И вдруг переключились на другого, одного из командиров:

— Ребята, «Бегом» пришел!

— Бегом, бегом, товарищи, — петушиным голоском прокричал Кубик.

К вечеру настроение испортилось. Пообещали утром где-то расквартировать, но сейчас пять часов, а мы под той же елкой. Утром выдали провизию: одну треть буханки хлеба и четверть селедки на человека. Сейчас хлеба нет. Жрать чертовски хочется. Жара. Все валяются. Время от времени возникают разговоры о еде.

Лерик:

— Я бы сейчас колбасы любой.

Вовка Браун:

— Кефира бы холодного.

Остальные на них набрасываются, требуют заткнуться. Вторая тема — о побеге. Кто-нибудь начинает, другие возражают:

— Куда отсюда уйдешь?

— Добраться бы только до Сухиничей, а там – на пассажирском.

— А сколько сейчас дают принудиловки? [2]

— Года полтора.

— Ну, тогда не стоит.

После паузы снова о еде…

Состояние у всех такое, что становится понятным и лексикон. Печатными словами это не выразить.

7 июля

Шестого наконец расквартировали в деревне. Жителей почти нет. Мы разместились в сарае для хранения сена. Сейчас в нем сена нет, пол деревянный, сухой и прохладный. Хозяйка нашей избы не ушла с беженцами, осталась. К нам относится с жалостью, но помочь ничем не может, у самой никакой еды нет.

В этот день совсем не выдавали продовольствия. Ребята озлоблены. Пришел Коровин, начальник Красногвардейского района:

— Ну, как, ребята, поели? На него набросились, а он:

— А мы макарон наелись, во!

Нам тоже хозяйка варила макароны. Получились такими, что даже в этих условиях с трудом лезли в глотку.

Получили сводку: немцы форсировали Днепр, в пятидесяти километрах от нас разбомбили аэродром.
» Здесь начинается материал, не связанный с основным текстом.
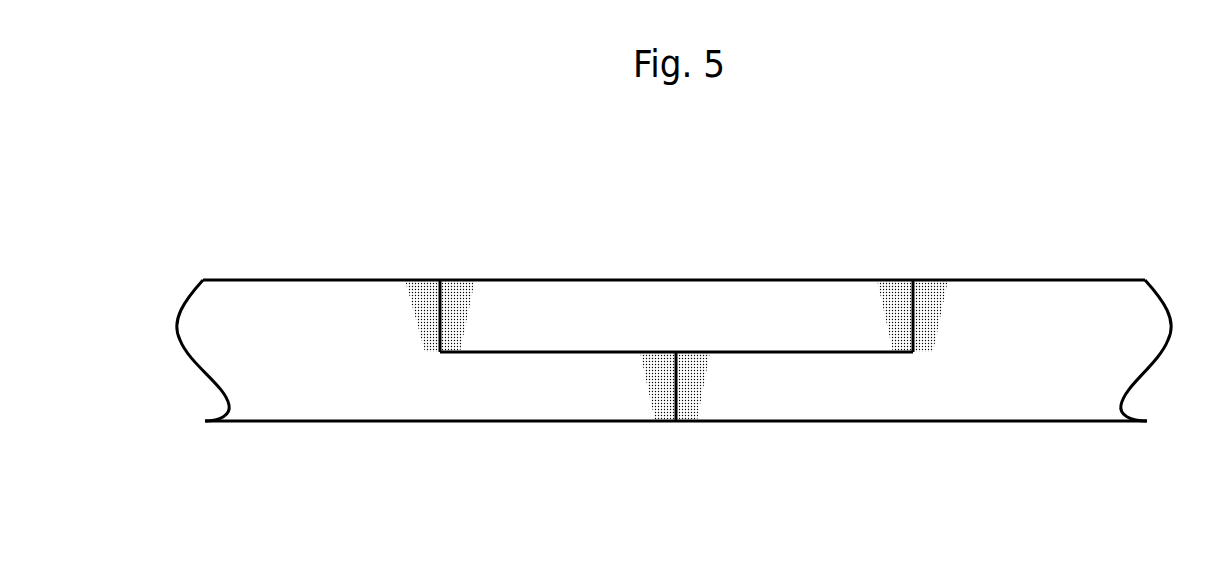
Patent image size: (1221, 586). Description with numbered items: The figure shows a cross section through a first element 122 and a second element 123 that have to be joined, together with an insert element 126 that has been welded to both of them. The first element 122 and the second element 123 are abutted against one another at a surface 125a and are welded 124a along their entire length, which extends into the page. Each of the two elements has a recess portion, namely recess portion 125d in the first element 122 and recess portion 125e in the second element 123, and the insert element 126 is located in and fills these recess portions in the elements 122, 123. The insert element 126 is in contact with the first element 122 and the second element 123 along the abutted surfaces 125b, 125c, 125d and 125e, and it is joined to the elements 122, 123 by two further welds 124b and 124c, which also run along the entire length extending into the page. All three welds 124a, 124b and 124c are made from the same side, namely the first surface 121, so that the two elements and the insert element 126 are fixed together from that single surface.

Газет нет, радио тоже. Такое впечатление, что об этих тысячах ребят, привезенных сюда из Москвы, просто забыли.

[1] Крестьянские избы, снаружи обмазанные глиной, характерны для южной России прошлого.

[2] Принудительные работы – форма наказания за мелкие нарушения: опоздания на работу, мелкий брак, т.е. все, что еще не позволяло определить человека как врага народа.

Источник: Наша война. Сборник СПб.: Изд-во «Звезда» , 2005. с. 232-240 (Тираж 2000 экз.)